Data Engineer Nanodegree - Project 4 - Data Lake with Spark

Primary LanguagePython

Project 4: Data Lake


Project Summary

Sparkify is a music streaming startup that has grown really fast for the past few months and now its services is known world wide.

The customer database became huge and brought new challenges to deliver diverse data in a time manner to business analysts. Also, new roles, such as data scientists, are going to work on that data.

The purpose of this project is to insert the current Data Warehouse into the Big Data reality.

Data Lake

Data lake will give the ability to deal with structured and unstructured data. It can effectively cooperate with data analysts to perform ad-hoc and fast data explorations. New types of analytics such as machine learning and natural language processing are also included in data lake capabilities.

Finally, a data lake shares the same goals of conventional Data Warehouses of supporting business insights, making it the data engineering response for Sparkify's new data challenges.
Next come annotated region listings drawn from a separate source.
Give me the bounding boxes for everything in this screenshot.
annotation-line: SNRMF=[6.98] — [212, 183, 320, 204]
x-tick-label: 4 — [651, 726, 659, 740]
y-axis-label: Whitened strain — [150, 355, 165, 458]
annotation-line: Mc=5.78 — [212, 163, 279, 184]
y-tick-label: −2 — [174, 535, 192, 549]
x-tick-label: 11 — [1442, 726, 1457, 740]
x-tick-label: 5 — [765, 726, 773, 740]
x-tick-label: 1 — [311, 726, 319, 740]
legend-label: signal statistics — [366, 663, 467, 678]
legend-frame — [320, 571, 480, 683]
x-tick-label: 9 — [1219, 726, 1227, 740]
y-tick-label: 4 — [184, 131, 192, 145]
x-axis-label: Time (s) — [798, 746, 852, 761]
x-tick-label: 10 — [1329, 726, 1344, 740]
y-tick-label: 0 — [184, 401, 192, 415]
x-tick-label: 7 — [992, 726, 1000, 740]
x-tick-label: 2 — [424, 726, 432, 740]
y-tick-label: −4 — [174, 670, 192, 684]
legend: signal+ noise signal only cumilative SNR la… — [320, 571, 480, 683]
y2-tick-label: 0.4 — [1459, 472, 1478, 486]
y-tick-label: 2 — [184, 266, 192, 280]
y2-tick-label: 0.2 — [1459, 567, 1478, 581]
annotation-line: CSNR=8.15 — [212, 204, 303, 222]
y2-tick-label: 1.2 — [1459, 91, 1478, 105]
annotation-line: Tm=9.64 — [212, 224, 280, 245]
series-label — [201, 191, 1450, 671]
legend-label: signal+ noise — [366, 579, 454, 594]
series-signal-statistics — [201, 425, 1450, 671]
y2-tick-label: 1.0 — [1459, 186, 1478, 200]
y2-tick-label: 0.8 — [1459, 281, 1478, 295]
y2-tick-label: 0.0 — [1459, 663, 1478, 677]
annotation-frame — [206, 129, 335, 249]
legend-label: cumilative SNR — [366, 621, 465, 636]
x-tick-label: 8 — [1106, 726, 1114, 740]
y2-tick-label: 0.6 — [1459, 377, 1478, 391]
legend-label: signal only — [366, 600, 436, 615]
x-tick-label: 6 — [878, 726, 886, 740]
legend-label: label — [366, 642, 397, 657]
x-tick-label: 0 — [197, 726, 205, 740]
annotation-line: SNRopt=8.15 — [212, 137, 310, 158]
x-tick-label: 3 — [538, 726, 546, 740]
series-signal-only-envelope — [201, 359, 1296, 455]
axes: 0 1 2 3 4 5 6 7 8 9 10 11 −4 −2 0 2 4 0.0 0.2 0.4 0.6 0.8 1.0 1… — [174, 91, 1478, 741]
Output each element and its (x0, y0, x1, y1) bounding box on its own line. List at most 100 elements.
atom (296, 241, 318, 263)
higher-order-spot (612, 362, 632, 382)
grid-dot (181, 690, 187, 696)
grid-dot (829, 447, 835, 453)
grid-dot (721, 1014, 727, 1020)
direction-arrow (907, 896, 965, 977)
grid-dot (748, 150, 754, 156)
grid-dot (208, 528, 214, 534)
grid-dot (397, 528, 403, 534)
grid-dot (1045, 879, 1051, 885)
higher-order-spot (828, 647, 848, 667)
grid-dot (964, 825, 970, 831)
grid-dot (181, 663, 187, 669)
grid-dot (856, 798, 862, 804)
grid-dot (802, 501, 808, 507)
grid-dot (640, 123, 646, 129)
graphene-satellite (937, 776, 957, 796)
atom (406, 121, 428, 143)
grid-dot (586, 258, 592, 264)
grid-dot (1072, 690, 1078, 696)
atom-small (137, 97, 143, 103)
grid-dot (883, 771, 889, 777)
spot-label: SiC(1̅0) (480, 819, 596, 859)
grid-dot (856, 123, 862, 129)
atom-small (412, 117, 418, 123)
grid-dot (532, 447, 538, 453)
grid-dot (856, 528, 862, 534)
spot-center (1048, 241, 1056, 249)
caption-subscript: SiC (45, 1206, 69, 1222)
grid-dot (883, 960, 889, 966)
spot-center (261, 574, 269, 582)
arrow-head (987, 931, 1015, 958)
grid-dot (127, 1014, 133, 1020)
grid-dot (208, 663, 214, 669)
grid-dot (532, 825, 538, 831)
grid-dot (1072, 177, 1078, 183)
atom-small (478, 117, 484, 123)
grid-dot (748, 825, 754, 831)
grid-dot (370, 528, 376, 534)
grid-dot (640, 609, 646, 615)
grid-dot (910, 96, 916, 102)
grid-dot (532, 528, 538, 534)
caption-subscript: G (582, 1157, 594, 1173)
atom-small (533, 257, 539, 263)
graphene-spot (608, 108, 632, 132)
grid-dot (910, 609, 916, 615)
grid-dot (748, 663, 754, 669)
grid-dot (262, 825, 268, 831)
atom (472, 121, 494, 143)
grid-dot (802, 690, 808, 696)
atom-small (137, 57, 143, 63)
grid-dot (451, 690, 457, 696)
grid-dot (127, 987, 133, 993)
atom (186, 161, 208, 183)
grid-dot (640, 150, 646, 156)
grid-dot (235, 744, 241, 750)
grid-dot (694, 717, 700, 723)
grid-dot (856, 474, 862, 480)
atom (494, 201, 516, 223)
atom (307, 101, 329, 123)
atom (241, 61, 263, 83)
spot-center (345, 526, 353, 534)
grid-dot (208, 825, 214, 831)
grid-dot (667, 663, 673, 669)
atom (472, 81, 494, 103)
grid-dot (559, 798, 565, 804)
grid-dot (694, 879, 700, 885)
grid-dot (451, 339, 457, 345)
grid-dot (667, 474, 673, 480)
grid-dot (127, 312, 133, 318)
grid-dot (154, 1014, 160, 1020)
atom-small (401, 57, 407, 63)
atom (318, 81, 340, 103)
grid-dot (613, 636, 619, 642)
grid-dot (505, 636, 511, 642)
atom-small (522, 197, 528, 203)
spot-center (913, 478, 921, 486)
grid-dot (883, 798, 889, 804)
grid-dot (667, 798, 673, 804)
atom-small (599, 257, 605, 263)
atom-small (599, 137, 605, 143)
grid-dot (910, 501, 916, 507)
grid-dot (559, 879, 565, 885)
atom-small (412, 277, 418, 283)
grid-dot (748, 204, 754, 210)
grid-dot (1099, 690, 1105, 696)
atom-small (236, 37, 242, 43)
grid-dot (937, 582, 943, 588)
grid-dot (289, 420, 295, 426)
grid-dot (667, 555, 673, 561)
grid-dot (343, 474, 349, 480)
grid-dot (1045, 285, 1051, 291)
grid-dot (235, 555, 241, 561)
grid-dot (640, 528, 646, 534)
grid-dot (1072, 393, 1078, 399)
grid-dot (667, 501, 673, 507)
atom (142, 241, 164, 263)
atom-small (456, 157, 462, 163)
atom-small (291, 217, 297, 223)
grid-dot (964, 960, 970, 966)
In the context of a data lake, the dimensional modeling will also continue to remain a valuable practice.

Data Sources

Data resides in two directories that contain files in JSON format:

  1. s3a://udacity-dend/song_data : Contains metadata about a song and the artist of that song;
  2. s3a://udacity-dend/log_data : Consists of log files generated by the streaming app based on the songs in the dataset above;

Data Quality Checks

Analytics are best performed when data follows quality standards, so the following data quality actions were taken in this project:

  1. Blank spaces and zeros were replaced to null;
  2. Duplicate removal on dimension tables. Special mention on users table where the most recent user interaction will be picked to be the best version in users_table, this is to ensure we have the last level status from each user.

Scripts Usage

  1. etl.py: Responsible for the orchestration of the entire data flow pipeline that will execute the extraction from JSON source files in S3, load schema-on-read tables and then transform data with DQ checks. Finally the program will load data into five separate tables in S3.